Ты всегда с восхищением и благодарностью отзывался об Одене и его поэзии. Каких еще англоязычных поэтов, в первую очередь современных, ты особенно ценишь? Как, например, ты относишься к Дереку Уолкотту?

Их очень много, и Дерек Уолкотт, который, впрочем, кажется мне поэтом неровным, замыкает этот ряд. В последнее время я о нем столько писал, что говорить уже не хочется. Что касается современности, думаю, польским читателям эти поэты хорошо знакомы — главным образом благодаря переводам английской и американской поэзии, сделанным Сташеком Бараньчаком. Как правило, любимые герои у нас одни и те же. Я был очень удивлен, получив машинопись его антологии "От Чосера до Ларкина. 400 бессмертных стихов 125 англоязычных поэтов восьми столетий" и увидев, насколько совпадает наш выбор. Естественно, его выбор ограничен тем, что можно перевести, а что переводу не поддается.

Возвращаясь к твоему вопросу… Что касается модернизма и моего о нем мнения, больше всего я ценю Эдвина Арлингтона Робинсона и Томаса Харди, Уистана Хью Одена и Роберта Фроста, причем не устанавливаю тут никакой иерархии. Немного меньше, но тоже люблю многих других поэтов — например, друга Одена, Луиса Макниса.

Как ты оцениваешь Уильяма Карлоса Уильямса?

Скорее отрицательно. Видишь ли, такой человек, как я, меньше думает о ценности того или иного поэта и больше о том, как можно использовать ту или иную идиому. Оден всегда для меня — школа и источник вдохновения… формирующего… интеллектуального… Если я отчего-то устаю, то открываю Одена и тотчас прихожу в себя. А Уильяме — это пристань с одним измерением, его поэзия способна лишь доставить удовольствие.

Помню, в молодости стихи его производили на меня большое впечатление, но тогда мне многое нравилось — вот хотя бы битники и Гинзберг. Даже Уитмен, которого я ценил в двадцать, в двадцать один, теперь ничего для меня не значит — наоборот, я нахожу его даже отчасти вредным. Эти поэты сыграли определенную роль только в тот период, когда я формировался.

Так что — вновь возвращаясь к Уильямсу — подобная фигура дает немного, это лишь минутная передышка. А когда передышка превращается для кого-то в профессию и жизненное призвание, я теряю к нему интерес.

Когда-то я ценил стихи, в которых Уильяме искал выход — что-то вроде стилистической мелодрамы. Сегодня меня интересуют художники, не дающие передышку, а испытывающие меня и бросающие вызов.

А более сложные ситуации?

Да, Т.СЭлиот. Имя Элиота в пятидесятые — шестидесятые было последним криком моды. Не забывай, мы говорим о молодом человеке, читающем Элиота и "Пшекруй"; о человеке, родившемся в Петербурге и интересующемся тем, что происходит в цивилизованном мире; о человеке, для которого Польша была информационным каналом, окном в Европу и мир.

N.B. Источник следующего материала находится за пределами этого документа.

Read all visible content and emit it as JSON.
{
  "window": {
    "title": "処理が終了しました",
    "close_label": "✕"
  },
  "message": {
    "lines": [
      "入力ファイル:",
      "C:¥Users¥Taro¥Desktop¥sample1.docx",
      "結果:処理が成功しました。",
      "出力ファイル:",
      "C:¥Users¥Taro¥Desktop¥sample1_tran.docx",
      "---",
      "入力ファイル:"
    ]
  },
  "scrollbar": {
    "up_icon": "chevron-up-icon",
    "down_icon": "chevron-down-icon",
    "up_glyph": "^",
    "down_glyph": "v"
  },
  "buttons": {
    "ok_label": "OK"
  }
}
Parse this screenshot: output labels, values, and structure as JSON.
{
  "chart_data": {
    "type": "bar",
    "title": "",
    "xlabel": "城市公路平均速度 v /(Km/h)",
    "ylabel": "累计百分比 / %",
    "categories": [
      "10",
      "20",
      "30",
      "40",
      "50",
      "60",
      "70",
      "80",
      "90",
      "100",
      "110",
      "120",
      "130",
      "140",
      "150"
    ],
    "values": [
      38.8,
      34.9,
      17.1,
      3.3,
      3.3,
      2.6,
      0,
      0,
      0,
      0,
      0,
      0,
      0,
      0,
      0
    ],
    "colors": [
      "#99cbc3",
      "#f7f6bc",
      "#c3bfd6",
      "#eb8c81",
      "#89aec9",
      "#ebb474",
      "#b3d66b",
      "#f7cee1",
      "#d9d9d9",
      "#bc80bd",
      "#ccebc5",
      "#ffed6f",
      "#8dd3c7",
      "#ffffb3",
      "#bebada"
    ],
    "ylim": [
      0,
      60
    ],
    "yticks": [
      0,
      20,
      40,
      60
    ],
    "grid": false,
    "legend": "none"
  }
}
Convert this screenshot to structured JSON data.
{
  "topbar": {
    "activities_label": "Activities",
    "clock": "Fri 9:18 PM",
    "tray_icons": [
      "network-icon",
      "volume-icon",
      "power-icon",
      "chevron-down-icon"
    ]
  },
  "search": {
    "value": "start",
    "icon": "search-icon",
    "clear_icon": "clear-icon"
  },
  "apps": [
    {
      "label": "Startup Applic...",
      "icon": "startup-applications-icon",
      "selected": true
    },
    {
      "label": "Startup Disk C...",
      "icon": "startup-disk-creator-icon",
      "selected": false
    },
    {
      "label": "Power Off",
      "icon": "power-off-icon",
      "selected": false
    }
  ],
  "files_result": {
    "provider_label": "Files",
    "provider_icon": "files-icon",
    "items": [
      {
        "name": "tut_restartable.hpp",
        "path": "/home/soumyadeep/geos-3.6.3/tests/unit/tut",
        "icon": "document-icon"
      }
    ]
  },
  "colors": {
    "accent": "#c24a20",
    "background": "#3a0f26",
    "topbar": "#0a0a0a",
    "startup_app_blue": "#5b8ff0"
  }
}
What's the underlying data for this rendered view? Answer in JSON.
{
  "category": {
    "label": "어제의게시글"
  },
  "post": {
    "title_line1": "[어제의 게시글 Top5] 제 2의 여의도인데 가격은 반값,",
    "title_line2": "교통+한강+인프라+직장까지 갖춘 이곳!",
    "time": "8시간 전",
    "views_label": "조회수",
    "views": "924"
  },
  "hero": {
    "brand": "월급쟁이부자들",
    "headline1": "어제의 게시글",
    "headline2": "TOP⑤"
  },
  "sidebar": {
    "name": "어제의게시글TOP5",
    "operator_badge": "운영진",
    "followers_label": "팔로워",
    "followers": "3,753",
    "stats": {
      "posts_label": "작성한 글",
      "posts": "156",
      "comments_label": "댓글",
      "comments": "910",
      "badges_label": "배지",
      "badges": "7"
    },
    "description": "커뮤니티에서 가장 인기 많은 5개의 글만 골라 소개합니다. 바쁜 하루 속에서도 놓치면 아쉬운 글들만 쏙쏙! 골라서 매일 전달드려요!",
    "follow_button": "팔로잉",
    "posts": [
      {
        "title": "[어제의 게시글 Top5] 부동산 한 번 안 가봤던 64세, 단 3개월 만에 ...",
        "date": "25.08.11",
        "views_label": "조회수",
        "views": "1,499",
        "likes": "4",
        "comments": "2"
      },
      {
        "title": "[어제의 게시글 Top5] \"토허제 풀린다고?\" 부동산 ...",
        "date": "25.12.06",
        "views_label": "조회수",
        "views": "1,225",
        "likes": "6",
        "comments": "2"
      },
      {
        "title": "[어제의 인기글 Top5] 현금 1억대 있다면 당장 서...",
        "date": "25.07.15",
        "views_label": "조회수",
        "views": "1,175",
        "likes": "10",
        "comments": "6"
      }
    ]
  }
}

В то время нельзя было сделать молодому поэту больший комплимент, чем сравнить его с Элиотом. И многие попадались на эту удочку. Мне повезло немножко больше.

У меня был приятель Андрей Сергеев, переводчик английской поэзии и один из тех, кто монополизировал область перевода — в данном случае — просто потому, что был гораздо лучше других. Так вот, когда я вернулся из своих северных странствий и показал ему свои стихи, Сергеев сказал: "Очень похоже на Одена". Тогда я услышал имя Одена впервые. В каком-то смысле комплимент мне понравился — не очевидный Элиот, а кто-то другой, совершенно тайный.

Так что я принялся читать Одена, и он показался мне гораздо ближе и интереснее. Его всесторонность поражает. Я, впрочем, вырос с убеждением, что художник, если он стремится к профессионализму, должен стремиться решать самые разные задачи, уметь написать и песнь, и вилланель — даже на заказ.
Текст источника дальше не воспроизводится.